Notons que M. Ban Ki Moon a aussi condamné la vidéo raciste de Netanyahou comme « inacceptable et scandaleuse » et le Secrétaire Général de l’ONU d’ajouter que « les colonies constituent un obstacle pour la paix.»(Haaretz, 15 septembre 2016).
De son côté, M. Murray McCully, le ministre des Affaires Etrangères de l’Australie et actuel Président du Conseil de Sécurité de l’ONU, a condamné le ministre israélien des Affaires Etrangères qui a décidé de boycotter Nicolay Mladenov, envoyé spécial de l’ONU pour le Moyen-Orient. L’arrogance de Netanyahou et de sa clique de racistes« risque de faire perdre la démocratie aux israéliens et constitue peut-être un plus grand danger que le terrorisme » écrit un écrivain israélien.

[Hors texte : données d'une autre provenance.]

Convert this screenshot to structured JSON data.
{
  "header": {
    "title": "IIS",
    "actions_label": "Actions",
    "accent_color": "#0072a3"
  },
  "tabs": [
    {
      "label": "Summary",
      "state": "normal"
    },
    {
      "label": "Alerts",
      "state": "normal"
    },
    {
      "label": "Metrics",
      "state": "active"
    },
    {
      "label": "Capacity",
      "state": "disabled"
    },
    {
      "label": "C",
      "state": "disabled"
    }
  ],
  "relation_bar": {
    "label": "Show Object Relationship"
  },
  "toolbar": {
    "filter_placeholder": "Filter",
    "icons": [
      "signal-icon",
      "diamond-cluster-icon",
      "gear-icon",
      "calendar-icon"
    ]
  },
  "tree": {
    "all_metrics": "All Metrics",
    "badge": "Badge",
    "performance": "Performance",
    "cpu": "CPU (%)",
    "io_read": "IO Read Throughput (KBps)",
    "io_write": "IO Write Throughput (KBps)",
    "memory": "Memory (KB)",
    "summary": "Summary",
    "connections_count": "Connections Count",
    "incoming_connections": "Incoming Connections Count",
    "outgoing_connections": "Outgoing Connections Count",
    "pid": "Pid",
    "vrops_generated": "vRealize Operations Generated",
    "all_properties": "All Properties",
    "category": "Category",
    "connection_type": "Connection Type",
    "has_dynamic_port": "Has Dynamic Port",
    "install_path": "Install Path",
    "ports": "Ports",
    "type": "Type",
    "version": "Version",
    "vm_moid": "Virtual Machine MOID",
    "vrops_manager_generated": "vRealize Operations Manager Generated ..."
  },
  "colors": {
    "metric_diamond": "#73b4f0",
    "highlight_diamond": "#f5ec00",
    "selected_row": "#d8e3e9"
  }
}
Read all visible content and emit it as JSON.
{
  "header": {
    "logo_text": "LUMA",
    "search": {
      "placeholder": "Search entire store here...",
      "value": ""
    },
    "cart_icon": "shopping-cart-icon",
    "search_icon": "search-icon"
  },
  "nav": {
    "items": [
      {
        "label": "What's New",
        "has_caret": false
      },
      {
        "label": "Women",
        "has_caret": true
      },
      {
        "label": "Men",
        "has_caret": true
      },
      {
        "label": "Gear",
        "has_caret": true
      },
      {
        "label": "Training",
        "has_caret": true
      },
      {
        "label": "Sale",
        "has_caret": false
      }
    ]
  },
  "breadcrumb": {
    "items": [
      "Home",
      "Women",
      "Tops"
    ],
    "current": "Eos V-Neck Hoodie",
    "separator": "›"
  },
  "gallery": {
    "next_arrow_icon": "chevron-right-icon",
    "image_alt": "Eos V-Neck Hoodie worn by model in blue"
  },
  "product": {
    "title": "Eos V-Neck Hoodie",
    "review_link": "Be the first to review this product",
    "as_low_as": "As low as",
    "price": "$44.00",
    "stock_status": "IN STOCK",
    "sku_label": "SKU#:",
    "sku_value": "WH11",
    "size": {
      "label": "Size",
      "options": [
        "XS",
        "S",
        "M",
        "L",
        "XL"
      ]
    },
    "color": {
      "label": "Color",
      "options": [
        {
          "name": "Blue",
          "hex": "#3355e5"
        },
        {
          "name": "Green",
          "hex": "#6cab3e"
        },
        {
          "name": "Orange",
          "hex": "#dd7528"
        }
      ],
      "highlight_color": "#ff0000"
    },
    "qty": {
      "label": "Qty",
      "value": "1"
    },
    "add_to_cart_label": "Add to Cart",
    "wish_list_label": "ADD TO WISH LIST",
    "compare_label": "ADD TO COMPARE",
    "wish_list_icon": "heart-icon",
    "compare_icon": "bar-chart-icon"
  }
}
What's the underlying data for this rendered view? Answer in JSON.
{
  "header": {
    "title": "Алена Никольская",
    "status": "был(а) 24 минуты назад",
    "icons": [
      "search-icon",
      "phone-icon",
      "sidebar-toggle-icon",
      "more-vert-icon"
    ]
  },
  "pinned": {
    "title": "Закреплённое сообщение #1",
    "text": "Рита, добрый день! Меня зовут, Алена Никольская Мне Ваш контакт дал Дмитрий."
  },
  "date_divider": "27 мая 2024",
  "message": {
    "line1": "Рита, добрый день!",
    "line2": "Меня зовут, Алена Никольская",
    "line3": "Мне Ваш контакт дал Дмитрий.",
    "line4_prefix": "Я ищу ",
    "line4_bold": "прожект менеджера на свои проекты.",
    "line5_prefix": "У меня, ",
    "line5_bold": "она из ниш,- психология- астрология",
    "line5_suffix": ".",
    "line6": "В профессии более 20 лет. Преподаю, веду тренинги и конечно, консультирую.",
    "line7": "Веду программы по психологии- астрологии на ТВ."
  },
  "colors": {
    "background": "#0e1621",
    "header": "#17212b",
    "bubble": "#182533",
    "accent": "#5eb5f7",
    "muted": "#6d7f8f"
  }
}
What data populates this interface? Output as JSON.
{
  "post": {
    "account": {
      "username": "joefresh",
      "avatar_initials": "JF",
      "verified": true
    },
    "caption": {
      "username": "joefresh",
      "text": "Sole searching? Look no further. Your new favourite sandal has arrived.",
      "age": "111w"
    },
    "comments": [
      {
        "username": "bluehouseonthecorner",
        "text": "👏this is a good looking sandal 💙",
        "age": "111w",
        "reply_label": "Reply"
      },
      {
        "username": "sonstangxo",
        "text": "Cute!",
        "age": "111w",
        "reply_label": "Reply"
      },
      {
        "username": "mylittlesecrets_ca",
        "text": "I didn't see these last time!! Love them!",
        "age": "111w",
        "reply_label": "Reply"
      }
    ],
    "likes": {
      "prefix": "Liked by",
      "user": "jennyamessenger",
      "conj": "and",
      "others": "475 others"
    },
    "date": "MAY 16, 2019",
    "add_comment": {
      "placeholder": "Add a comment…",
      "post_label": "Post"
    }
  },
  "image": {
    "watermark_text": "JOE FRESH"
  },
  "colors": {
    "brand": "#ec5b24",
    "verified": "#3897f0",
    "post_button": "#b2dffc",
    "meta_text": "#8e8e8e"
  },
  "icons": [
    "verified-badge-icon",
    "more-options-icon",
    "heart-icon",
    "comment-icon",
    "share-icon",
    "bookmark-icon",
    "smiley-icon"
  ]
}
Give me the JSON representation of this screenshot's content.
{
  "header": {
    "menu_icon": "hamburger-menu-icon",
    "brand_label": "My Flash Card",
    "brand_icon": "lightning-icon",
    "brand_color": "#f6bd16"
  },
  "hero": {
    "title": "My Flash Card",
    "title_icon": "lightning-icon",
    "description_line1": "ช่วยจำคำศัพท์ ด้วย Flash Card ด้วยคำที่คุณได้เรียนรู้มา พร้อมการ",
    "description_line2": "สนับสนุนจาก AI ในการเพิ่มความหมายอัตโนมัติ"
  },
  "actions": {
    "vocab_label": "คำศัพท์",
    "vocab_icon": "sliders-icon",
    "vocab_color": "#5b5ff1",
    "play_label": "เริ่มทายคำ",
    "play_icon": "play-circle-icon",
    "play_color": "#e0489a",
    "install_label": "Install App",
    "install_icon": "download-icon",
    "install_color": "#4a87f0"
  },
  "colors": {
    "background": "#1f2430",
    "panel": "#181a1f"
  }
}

Mais peu importe aux Américains ces scandaleuses décisions de la clique extrémiste et raciste au pouvoir en Israël : elles sont « sans importance » ! C’est pourquoi ils leur ouvrent une ligne de crédit de 38 milliards pour s’armer. S’armer indéfiniment. S’armer éternellement…car, pour Israël, le danger, le vrai, c’est la paix !
Forte de son bon droit, la Palestine- épaulée par la Tunisie et tous les humains épris de justice et de paix – réclamera toujours haut et fort ses territoires et son Etat. Ainsi, sa juste cause ne sera jamais « back burner » !
Mohamed Larbi Bouguerra
*Netanyahou, la semaine dernière et à l’ONU, a proposé au Pdt Abbas de venir s’adresser à la Knesset et voudrait aller, lui, à Ramallah, parler aux députés palestiniens oubliant qu'un grand nombre de ces représentants du peuple palestinien sont aujourd’hui dans les geôles d’Israël…et qu’il n’arrête pas d’autoriser colonies illégales et confiscation des terres palestiniennes !
** Yitzhak Rabin affirmait que la Bible n’est pas un acte de propriété.